Retours sur un passé, une vie, retour sur une vie d'exils-exil loin du pays, exil loin d'une mère silencieusement chérie, "exil" de la langue d'origine- retour sur soi: un récit émouvant, de style agréable que j'aimerais entendre conter en grec.

Provisette1 - - 12 ans - 2 novembre 2014


Bien écrit 4 étoiles

Je n'ai pas été transportée par ce livre, c'est un hymne à la mère qui ne m'a pas forcément touchée. Cependant c'est très bien écrit, on a du plaisir à lire cet ouvrage.

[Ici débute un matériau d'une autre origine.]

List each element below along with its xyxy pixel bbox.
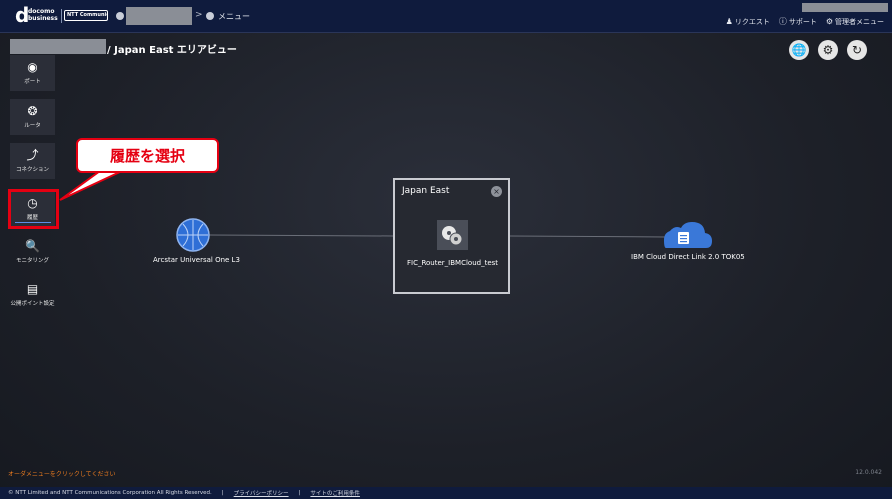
router-node[interactable]	[437, 220, 468, 250]
terms-link[interactable]: サイトのご利用条件	[310, 489, 360, 497]
router-label: FIC_Router_IBMCloud_test	[407, 259, 499, 267]
status-message: オーダメニューをクリックしてください	[8, 471, 116, 478]
router-gear-hub	[454, 237, 458, 241]
right-node-label: IBM Cloud Direct Link 2.0 TOK05	[631, 253, 745, 261]
footer-separator: |	[298, 490, 301, 496]
router-icon	[442, 226, 463, 246]
document-line	[680, 235, 687, 237]
callout-select-history: 履歴を選択	[76, 138, 219, 173]
version-number: 12.0.042	[855, 469, 882, 476]
link-line-left	[207, 234, 394, 237]
document-line	[680, 241, 687, 243]
privacy-policy-link[interactable]: プライバシーポリシー	[234, 489, 289, 497]
footer-separator: |	[221, 490, 224, 496]
copyright-text: © NTT Limited and NTT Communications Cor…	[8, 490, 212, 496]
close-icon[interactable]: ×	[491, 186, 502, 197]
region-title: Japan East	[402, 186, 450, 196]
router-gear-hub	[447, 231, 451, 235]
region-panel[interactable]: Japan East × FIC_Router_IBMCloud_test	[393, 178, 510, 294]
document-line	[680, 238, 687, 240]
left-node-label: Arcstar Universal One L3	[153, 256, 240, 264]
link-line-right	[509, 235, 667, 238]
callout-pointer	[59, 170, 123, 201]
footer: © NTT Limited and NTT Communications Cor…	[0, 487, 892, 499]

Flo29 - - 52 ans - 24 avril 2013


La magie est déjà dans le titre 8 étoiles

Je t’oublierai tous les jours… La magie est déjà dans le titre. Cette phrase est humaine, si profondément humaine. Cet impossible oubli est celui de sa mère. Ce livre est une lettre à sa mère, une lettre sur le temps qui passe, depuis la mort, depuis le commencement. Ce livre veut rattraper le temps où il a, où on n'a pas osé, où il a, où on n'a pas osé dire. C’est le narrateur, c’est l’auteur, c’est nous. Délicieux et habile mélange. L’écriture est douce, apaisante et sereine. Elle renforce la magie du livre. Vassilis Alexakis maîtrise le récit avec tranquillité et brio. Quelle est la part d’autobiographie dans ce livre, dans ce roman ? Totale ? Je l’ignore. C’est mon premier Vassilis Alexakis. Mais l’histoire, le souvenir d’une vie entre France et Grèce est une ballade, un chemin sur lequel on se promène avec bonheur, tout en douceur. La vérité de ce livre est humaine, profondément humaine. Il court après, je cours après, nous courons tous après : après son enfance, après sa mère, après son père, après ses parents. Réaction, identification, peu importe le choix mais il s’impose à nous. Je crois qu’on ne peut pas lutter, on compose c’est tout. On ne peut pas oublier, on ne peut pas l’oublier ou si vous préférez, on l’oublie tous les jours.